Here's how close automated fact-checking is to reality
A new fact sheet from the Reuters Institute takes stock of automated fact-checking around the world — and the future looks bright.
Released today, the report draws upon interviews with fact-checkers and computer scientists, as well as an overview of existing technology, to detail how automated fact-checking could change the practice in the immediate future.
“The last year has seen growing attention among journalists, policymakers, and technology companies to the problem of finding effective, large-scale responses to online misinformation,” senior research fellow Lucas Graves writes in the report. “However, deciding the truth of public claims and separating legitimate views from misinformation is difficult and often controversial work … challenges that carry over into (automated fact-checking).”
Among those challenges, Graves notes that fully automated fact-checking isn’t even close to being capable of the judgment that journalists apply on a day-to-day basis.

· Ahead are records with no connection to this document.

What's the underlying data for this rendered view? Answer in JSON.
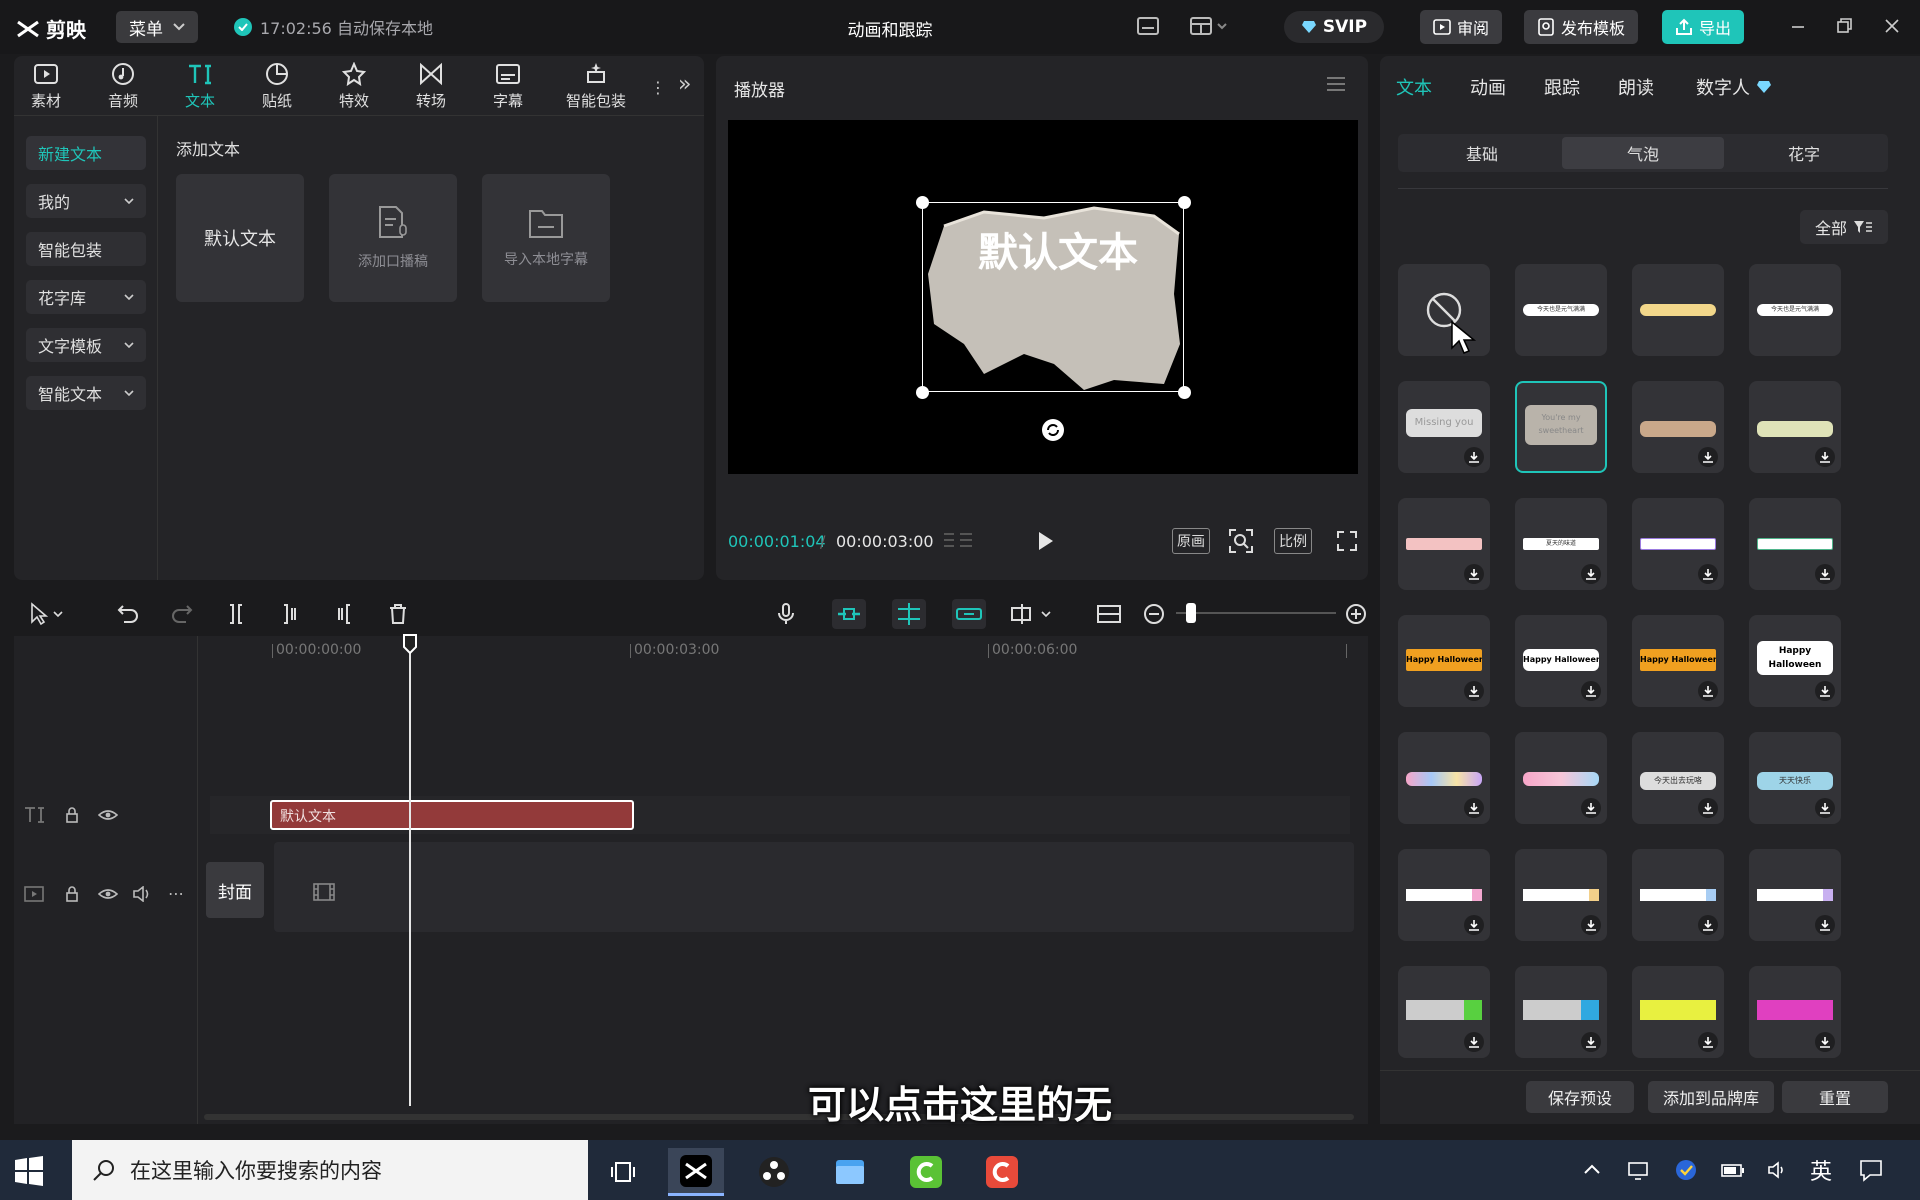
{
  "app": {
    "logo_text": "剪映",
    "menu_label": "菜单",
    "autosave_text": "17:02:56 自动保存本地",
    "project_title": "动画和跟踪",
    "svip_label": "SVIP",
    "review_label": "审阅",
    "publish_template_label": "发布模板",
    "export_label": "导出"
  },
  "media_categories": [
    {
      "label": "素材",
      "icon": "media-icon"
    },
    {
      "label": "音频",
      "icon": "audio-icon"
    },
    {
      "label": "文本",
      "icon": "text-icon",
      "active": true
    },
    {
      "label": "贴纸",
      "icon": "sticker-icon"
    },
    {
      "label": "特效",
      "icon": "effects-icon"
    },
    {
      "label": "转场",
      "icon": "transition-icon"
    },
    {
      "label": "字幕",
      "icon": "caption-icon"
    },
    {
      "label": "智能包装",
      "icon": "smart-pack-icon"
    }
  ],
  "text_nav": [
    {
      "label": "新建文本",
      "active": true
    },
    {
      "label": "我的",
      "dropdown": true
    },
    {
      "label": "智能包装"
    },
    {
      "label": "花字库",
      "dropdown": true
    },
    {
      "label": "文字模板",
      "dropdown": true
    },
    {
      "label": "智能文本",
      "dropdown": true
    }
  ],
  "add_text": {
    "title": "添加文本",
    "default_tile": "默认文本",
    "voiceover_tile": "添加口播稿",
    "import_tile": "导入本地字幕"
  },
  "player": {
    "title": "播放器",
    "canvas_text": "默认文本",
    "current_time": "00:00:01:04",
    "total_time": "00:00:03:00",
    "original_label": "原画",
    "ratio_label": "比例"
  },
  "right_panel": {
    "tabs": [
      {
        "label": "文本",
        "active": true
      },
      {
        "label": "动画"
      },
      {
        "label": "跟踪"
      },
      {
        "label": "朗读"
      },
      {
        "label": "数字人"
      }
    ],
    "segments": [
      "基础",
      "气泡",
      "花字"
    ],
    "active_segment": "气泡",
    "filter_label": "全部",
    "bubbles": {
      "b1": "今天也是元气满满",
      "b3": "今天也是元气满满",
      "missing": "Missing you",
      "sweet": "You're my sweetheart",
      "halloween": "Happy Halloween",
      "t1": "今天出去玩咯",
      "t2": "天天快乐",
      "summer": "夏天的味道"
    },
    "save_preset": "保存预设",
    "add_brand": "添加到品牌库",
    "reset": "重置"
  },
  "timeline": {
    "ruler": [
      "00:00:00:00",
      "00:00:03:00",
      "00:00:06:00"
    ],
    "text_clip": "默认文本",
    "cover_label": "封面"
  },
  "subtitle": "可以点击这里的无",
  "taskbar": {
    "search_placeholder": "在这里输入你要搜索的内容",
    "ime": "英"
  },
  "colors": {
    "accent": "#1fc5b9",
    "text_clip": "#933a3a",
    "bg": "#1b1b1d"
  }
}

Additionally, support from foundations, universities and platforms is essential in developing better capabilities and large-scale systems.
But the potential for automation is great — and it’s already happening in some newsrooms.

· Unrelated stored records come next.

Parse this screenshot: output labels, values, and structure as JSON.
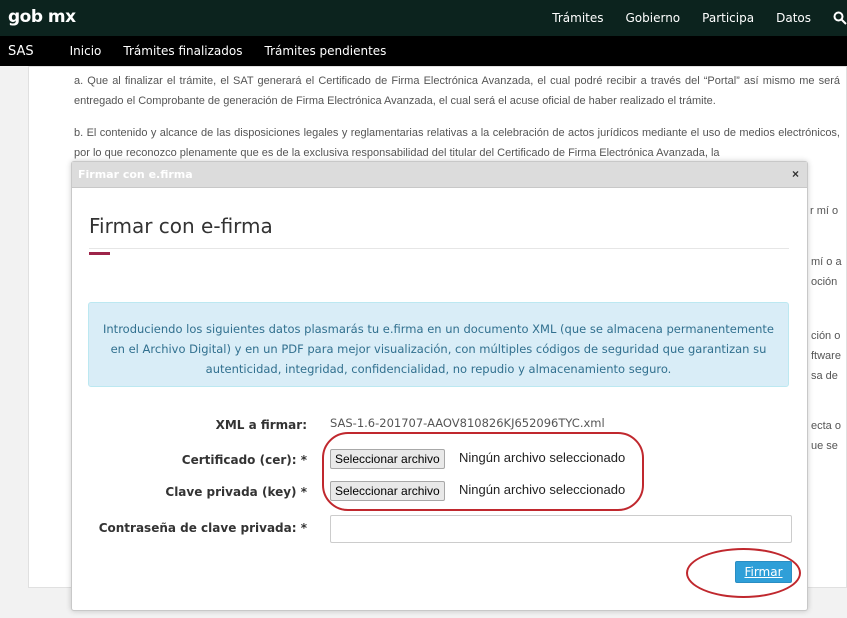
{
  "header": {
    "logo": "gob mx",
    "nav": [
      "Trámites",
      "Gobierno",
      "Participa",
      "Datos"
    ]
  },
  "subnav": {
    "brand": "SAS",
    "links": [
      "Inicio",
      "Trámites finalizados",
      "Trámites pendientes"
    ]
  },
  "background": {
    "para_a": "a. Que al finalizar el trámite, el SAT generará el Certificado de Firma Electrónica Avanzada, el cual podré recibir a través del “Portal” así mismo me será entregado el Comprobante de generación de Firma Electrónica Avanzada, el cual será el acuse oficial de haber realizado el trámite.",
    "para_b": "b. El contenido y alcance de las disposiciones legales y reglamentarias relativas a la celebración de actos jurídicos mediante el uso de medios electrónicos, por lo que reconozco plenamente que es de la exclusiva responsabilidad del titular del Certificado de Firma Electrónica Avanzada, la",
    "fragments": [
      "r mí o",
      "mí o a",
      "oción",
      "ción o",
      "ftware",
      "sa de",
      "ecta o",
      "ue se"
    ]
  },
  "modal": {
    "titlebar": "Firmar con e.firma",
    "close": "×",
    "heading": "Firmar con e-firma",
    "info": "Introduciendo los siguientes datos plasmarás tu e.firma en un documento XML (que se almacena permanentemente en el Archivo Digital) y en un PDF para mejor visualización, con múltiples códigos de seguridad que garantizan su autenticidad, integridad, confidencialidad, no repudio y almacenamiento seguro.",
    "fields": {
      "xml_label": "XML a firmar:",
      "xml_value": "SAS-1.6-201707-AAOV810826KJ652096TYC.xml",
      "cert_label": "Certificado (cer): *",
      "key_label": "Clave privada (key) *",
      "pwd_label": "Contraseña de clave privada: *",
      "file_button": "Seleccionar archivo",
      "file_status": "Ningún archivo seleccionado",
      "pwd_value": ""
    },
    "submit": "Firmar"
  },
  "colors": {
    "topbar": "#0c231e",
    "subbar": "#000000",
    "accent": "#9d2449",
    "info_bg": "#d9edf7",
    "info_text": "#31708f",
    "button": "#2f9fd8",
    "highlight": "#c0282e"
  }
}
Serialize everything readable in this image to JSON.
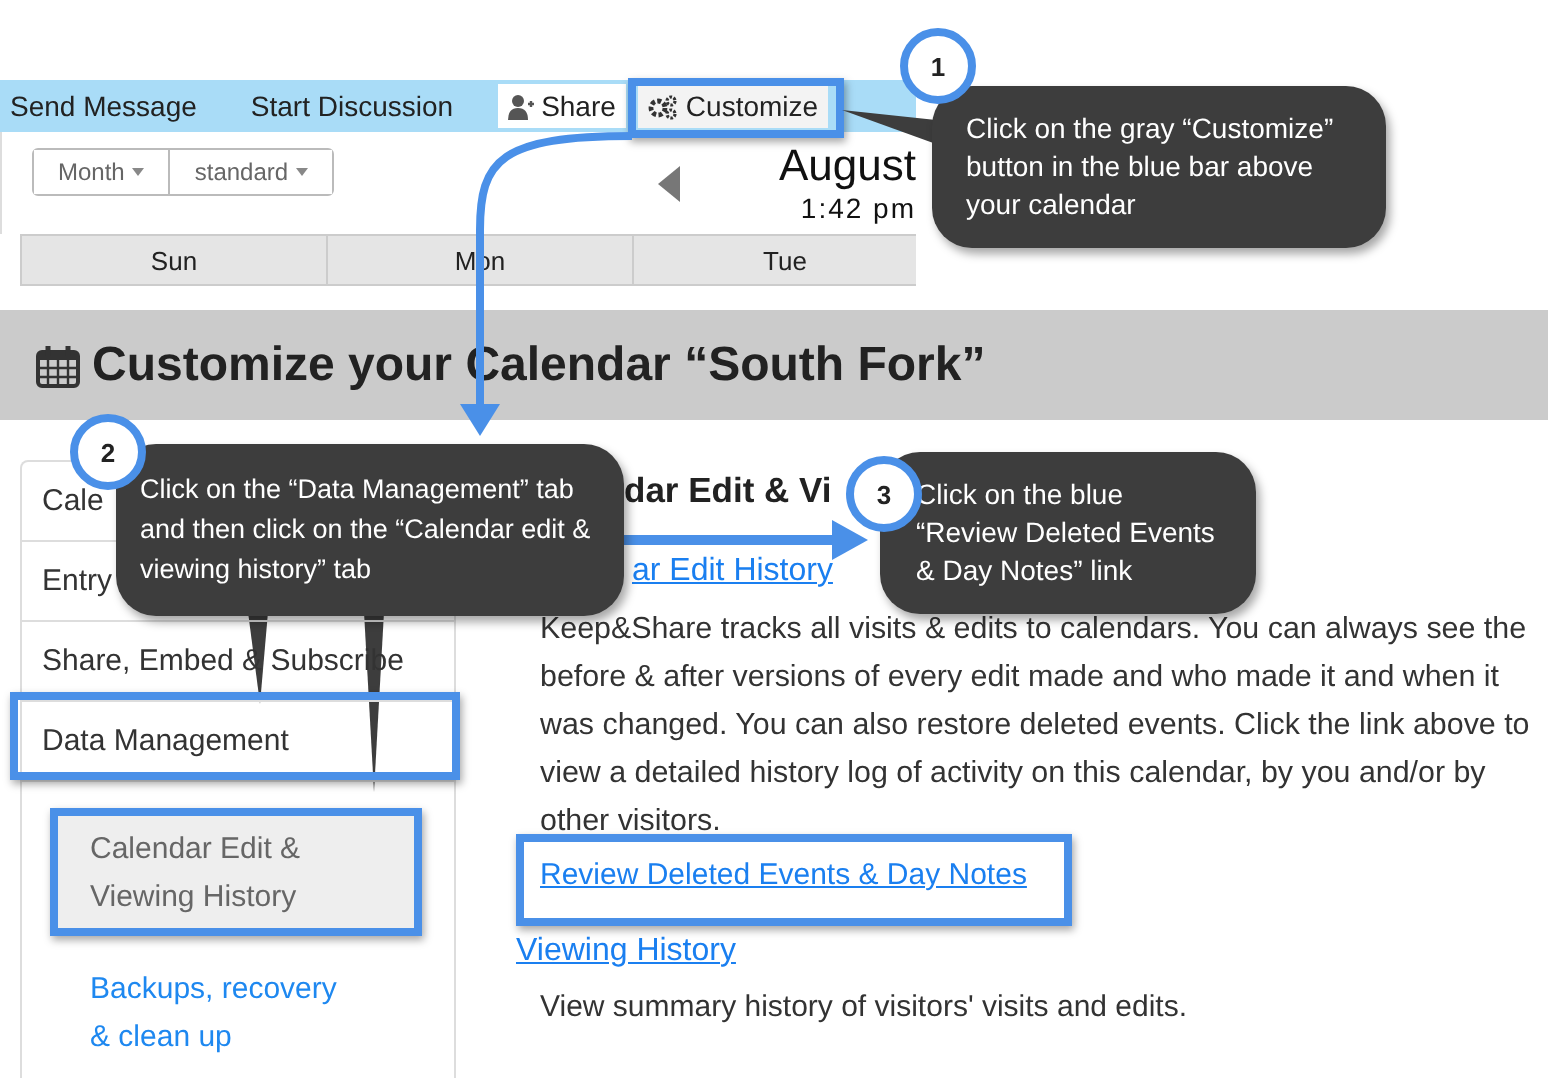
{
  "toolbar": {
    "links": [
      "Send Message",
      "Start Discussion"
    ],
    "buttons": [
      {
        "label": "Share",
        "kind": "share"
      },
      {
        "label": "Customize",
        "kind": "customize"
      }
    ]
  },
  "calendar": {
    "view_buttons": [
      "Month",
      "standard"
    ],
    "month": "August",
    "time": "1:42 pm",
    "days": [
      "Sun",
      "Mon",
      "Tue"
    ]
  },
  "page_title": "Customize your Calendar “South Fork”",
  "sidebar": {
    "items": [
      "Cale",
      "Entry",
      "Share, Embed & Subscribe",
      "Data Management"
    ],
    "sub_items": [
      {
        "label": "Calendar Edit & Viewing History",
        "selected": true
      },
      {
        "label": "Backups, recovery & clean up",
        "selected": false
      }
    ]
  },
  "content": {
    "heading": "dar Edit & Vi",
    "edit_history_link": "ar Edit History",
    "description": "Keep&Share tracks all visits & edits to calendars. You can always see the before & after versions of every edit made and who made it and when it was changed. You can also restore deleted events. Click the link above to view a detailed history log of activity on this calendar, by you and/or by other visitors.",
    "review_link": "Review Deleted Events & Day Notes",
    "viewing_link": "Viewing History",
    "viewing_description": "View summary history of visitors' visits and edits."
  },
  "callouts": [
    {
      "number": "1",
      "text": "Click on the gray “Customize” button in the blue bar above your calendar"
    },
    {
      "number": "2",
      "text": "Click on the “Data Management” tab and then click on the “Calendar edit & viewing history” tab"
    },
    {
      "number": "3",
      "text": "Click on the blue “Review Deleted Events & Day Notes” link"
    }
  ]
}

The short document offers a categorization of the latest developments in automated fact-checking technology and research:
(Automated fact-checking) initiatives and research generally focus on one or more of three overlapping objectives: to spot false or questionable claims circulating online and in other media; to authoritatively verify claims or stories that are in doubt, or to facilitate their verification by journalists and members of the public; and to deliver corrections instantaneously, across different media, to audiences exposed to misinformation. End-to-end systems aim to address all three elements — identification, verification, and correction.
British fact-checking charity Full Fact has developed a tool that automatically scans media and Parliament transcripts for claims and matches them against existing fact checks. The Duke Reporters’ Lab and Chequeado have both built similar tools that scan media transcripts for checkable claims, later notifying fact-checkers to potential fact checks. (Disclosure: The Reporters’ Lab helps pay for the Global Fact-Checking Summit).

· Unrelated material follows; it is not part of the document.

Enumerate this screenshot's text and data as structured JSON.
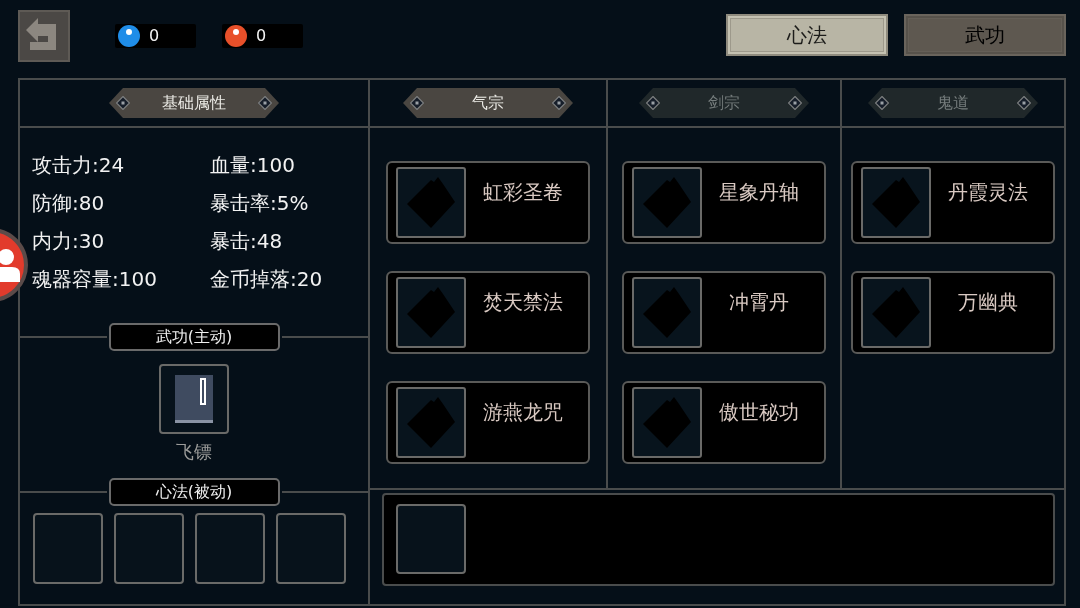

The first two organizations are featured in the International Fact-Checking Network’s third “Check It” video:
That methodology — automatically scraping for and finding claims in transcripts, then matching them against libraries of existing fact checks like Share the Facts — is the most effective and a product of successful research, according to Graves. But the technology still isn’t perfect.
However, so far these systems can only identify simple declarative statements, missing implied claims or claims embedded in complex sentences which humans recognise easily. This is a particular challenge with conversational sources, like discussion programmes, in which people often use pronouns and refer back to earlier points.
It also has the potential to misinterpret paraphrasing and subtle changes in wording, timing and context. Beyond that, verification remains outside the scope of existing automated fact-checking tools today and still relies on humans to sift through potential fact checks, so expectations should be kept modest, according to the report.
Going forward, an ongoing challenge for automation is finding ways to match claims against official sources of information, which is essentially what fact-checkers do manually. Graves wrote that artificial intelligence researchers could look into how automated fact-checking systems could identify which sources of data are appropriate for any given claim.
But that poses other problems. Data isn’t always available and, even when it is, correctly discerning what the data means for the veracity of a claim is hard, as one highlighted study shows:
… a way to test the claim that ‘Lesotho is the smallest country in Africa’ without logically interpreting it is to search for similar language across a large textual source, or across the entire Web. In experiments using Wikipedia as a trusted source and a dataset of 125,000 claims, for example, a team led by one of [Andreas Vlachos’] students can predict correctly whether a single-predicate claim is supported or refuted (or whether there is not enough evidence) about 25% of the time (Thorne et al. 2018).
In many ways, that kind of academic insight has proved essential in helping practitioners develop automated platforms.
“(Automated fact-checking) has been an area of unusually close collaboration between researchers and practitioners,” Graves wrote. “Further progress will depend mainly on two factors: continued financial support for both basic research and real-world experiments, and progress by government and civil society groups in establishing open data standards.”